If this rumor turns out to be true and it is a successful strategy, it's possible to imagine future point-release versions of the Macintosh OS coming from Apple on something like a microSD card for end-user swapping. This would be the 21st century version of an upgrade ROM. Technologists who are used to manipulating products from stock configurations for their use may be uneasy about this idea but I believe that the consumers will be comfortable with this, especially if it results in greater convenience and reliability.

The second development is the trend toward applications in the "cloud". It's unclear how much code and data are separated in GMail or flickr's systems, but the conceptual line exists pretty clearly for the users: the "OS" is the local system + browser, the application is the site and the services it provides, and the data is what has been uploaded and shared (or processed, or sorted, etc). A user has every reason to expect that any of these things can be seamlessly upgraded without effecting the operation of the others. And for the most part that's true! I think this separation will continue and get even more defined. And from the system integration perspective I think that advances in the state of the art for global-scale scale applications will continue to be split between the disciplines of data processing and data storage (in terms of Google's technology portfolio, MapReduce and GoogleFS, respectively). The ongoing challenge for architects at this scale is to keep track of the innovations on both sides and to know how to integrate them in the right way, for the right price.

I call this trend "Harvard Writ Large", named for the difference between Harvard and von Neumann computing architectures. Harvard architecture gets its name from the "Harvard Mark I", an early computer system that had entirely different hardware for the program code and the data it was processing. In contrast, machines designed by John von Neumann made no distinction between code and data; that is to say that program code was just another kind of data to process. Modern CPUs generally aren't entirely one architecture or another, but instead blend the two approaches for different parts of the chip. Harvard architecture tends to influence design in the lower cost end of the CPU market while von Neumann is stronger in the higher cost, more general purpose CPUs.

But I propose that as our focus shifts from CPUs toward stand-alone systems and further into global scale computing, Harvard architecture tends to dominate. For computer scientists the abstraction of code-as-data is essential, but at the end of the day what most people really care about is the data. Furthermore, data now dwarfs code for storage requirements. Long gone is the day when your applications took up more hard drive space than your documents. It's now the opposite, and the difference between them is getting greater. If anything, many software vendors have embraced a "smaller is better" aesthetic (thankfully!).

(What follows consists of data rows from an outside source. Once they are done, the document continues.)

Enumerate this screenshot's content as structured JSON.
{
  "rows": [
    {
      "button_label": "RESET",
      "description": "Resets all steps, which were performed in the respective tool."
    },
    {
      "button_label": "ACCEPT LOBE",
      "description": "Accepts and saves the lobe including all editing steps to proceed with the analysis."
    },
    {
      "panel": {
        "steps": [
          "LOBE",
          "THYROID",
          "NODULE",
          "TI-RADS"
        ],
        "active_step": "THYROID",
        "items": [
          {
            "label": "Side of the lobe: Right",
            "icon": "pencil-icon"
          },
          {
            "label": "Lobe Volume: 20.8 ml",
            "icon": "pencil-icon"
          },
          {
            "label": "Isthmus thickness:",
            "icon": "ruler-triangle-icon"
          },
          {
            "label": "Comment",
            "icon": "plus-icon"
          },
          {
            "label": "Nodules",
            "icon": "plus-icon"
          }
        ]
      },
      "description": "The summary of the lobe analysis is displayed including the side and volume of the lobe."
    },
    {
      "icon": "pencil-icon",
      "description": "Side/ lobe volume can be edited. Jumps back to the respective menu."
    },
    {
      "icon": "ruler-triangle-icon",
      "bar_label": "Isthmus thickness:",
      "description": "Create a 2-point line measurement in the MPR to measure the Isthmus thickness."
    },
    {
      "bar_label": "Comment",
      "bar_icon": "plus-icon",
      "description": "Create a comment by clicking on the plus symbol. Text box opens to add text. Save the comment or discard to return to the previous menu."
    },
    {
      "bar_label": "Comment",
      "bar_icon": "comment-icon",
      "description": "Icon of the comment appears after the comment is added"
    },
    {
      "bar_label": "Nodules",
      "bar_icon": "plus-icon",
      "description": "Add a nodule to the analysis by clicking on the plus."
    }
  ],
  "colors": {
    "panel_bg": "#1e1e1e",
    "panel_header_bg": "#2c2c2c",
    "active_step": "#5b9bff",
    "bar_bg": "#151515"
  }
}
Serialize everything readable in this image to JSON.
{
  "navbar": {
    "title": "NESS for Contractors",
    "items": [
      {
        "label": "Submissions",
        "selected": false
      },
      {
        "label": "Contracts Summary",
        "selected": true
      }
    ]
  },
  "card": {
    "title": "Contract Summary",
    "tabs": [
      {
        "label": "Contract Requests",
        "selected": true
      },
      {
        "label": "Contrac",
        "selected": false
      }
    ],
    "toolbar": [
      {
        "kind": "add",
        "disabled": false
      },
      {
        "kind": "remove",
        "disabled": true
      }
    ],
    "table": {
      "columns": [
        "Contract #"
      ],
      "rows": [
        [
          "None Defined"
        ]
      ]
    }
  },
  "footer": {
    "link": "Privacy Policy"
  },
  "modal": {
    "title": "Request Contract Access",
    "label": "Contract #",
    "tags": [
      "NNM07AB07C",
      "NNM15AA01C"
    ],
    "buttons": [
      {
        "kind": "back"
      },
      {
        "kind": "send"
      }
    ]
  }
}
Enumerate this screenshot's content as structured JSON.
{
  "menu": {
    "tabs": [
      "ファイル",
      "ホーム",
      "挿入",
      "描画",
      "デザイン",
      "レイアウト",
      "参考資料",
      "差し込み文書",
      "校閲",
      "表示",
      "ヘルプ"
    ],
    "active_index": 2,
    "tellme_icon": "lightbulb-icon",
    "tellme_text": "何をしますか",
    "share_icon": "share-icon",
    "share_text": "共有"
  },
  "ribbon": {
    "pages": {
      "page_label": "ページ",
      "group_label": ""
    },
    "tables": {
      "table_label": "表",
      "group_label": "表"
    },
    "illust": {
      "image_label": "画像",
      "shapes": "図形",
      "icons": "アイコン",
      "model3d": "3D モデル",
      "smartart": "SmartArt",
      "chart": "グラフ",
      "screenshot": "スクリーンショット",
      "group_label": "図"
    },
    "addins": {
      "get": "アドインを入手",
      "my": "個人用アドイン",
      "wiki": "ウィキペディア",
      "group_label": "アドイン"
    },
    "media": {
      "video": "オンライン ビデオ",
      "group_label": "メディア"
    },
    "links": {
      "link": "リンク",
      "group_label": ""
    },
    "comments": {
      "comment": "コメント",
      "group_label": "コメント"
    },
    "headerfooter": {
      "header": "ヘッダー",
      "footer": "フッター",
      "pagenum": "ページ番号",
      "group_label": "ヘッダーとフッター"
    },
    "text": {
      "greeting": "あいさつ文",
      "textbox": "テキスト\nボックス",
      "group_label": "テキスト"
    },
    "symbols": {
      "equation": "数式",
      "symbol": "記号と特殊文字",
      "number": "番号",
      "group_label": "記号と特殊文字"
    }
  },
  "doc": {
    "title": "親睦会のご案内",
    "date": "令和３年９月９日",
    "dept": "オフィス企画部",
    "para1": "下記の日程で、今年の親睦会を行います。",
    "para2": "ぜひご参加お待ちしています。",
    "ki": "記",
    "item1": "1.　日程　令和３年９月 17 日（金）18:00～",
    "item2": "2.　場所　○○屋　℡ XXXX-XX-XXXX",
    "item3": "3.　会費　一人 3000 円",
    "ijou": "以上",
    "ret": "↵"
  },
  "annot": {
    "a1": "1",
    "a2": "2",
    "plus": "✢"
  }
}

I predict that this trend will continue and that we'll begin to see the distinction between code and data storage made clearer; from system architecture wonks all the way to consumer-level marketing. Code storage will become more permanent, more protected, and faster. Data storage will remain fungible, less protected (but better backed-up!), more portable, and generally slower. How will the market respond to this clarifation between the two? Cloud-based storage services proliferating? More emphasis on privacy concerns? Will innovations in storage be split in the market with speed and capacity advances being applied separately to code and data storage? System architecture change is afoot!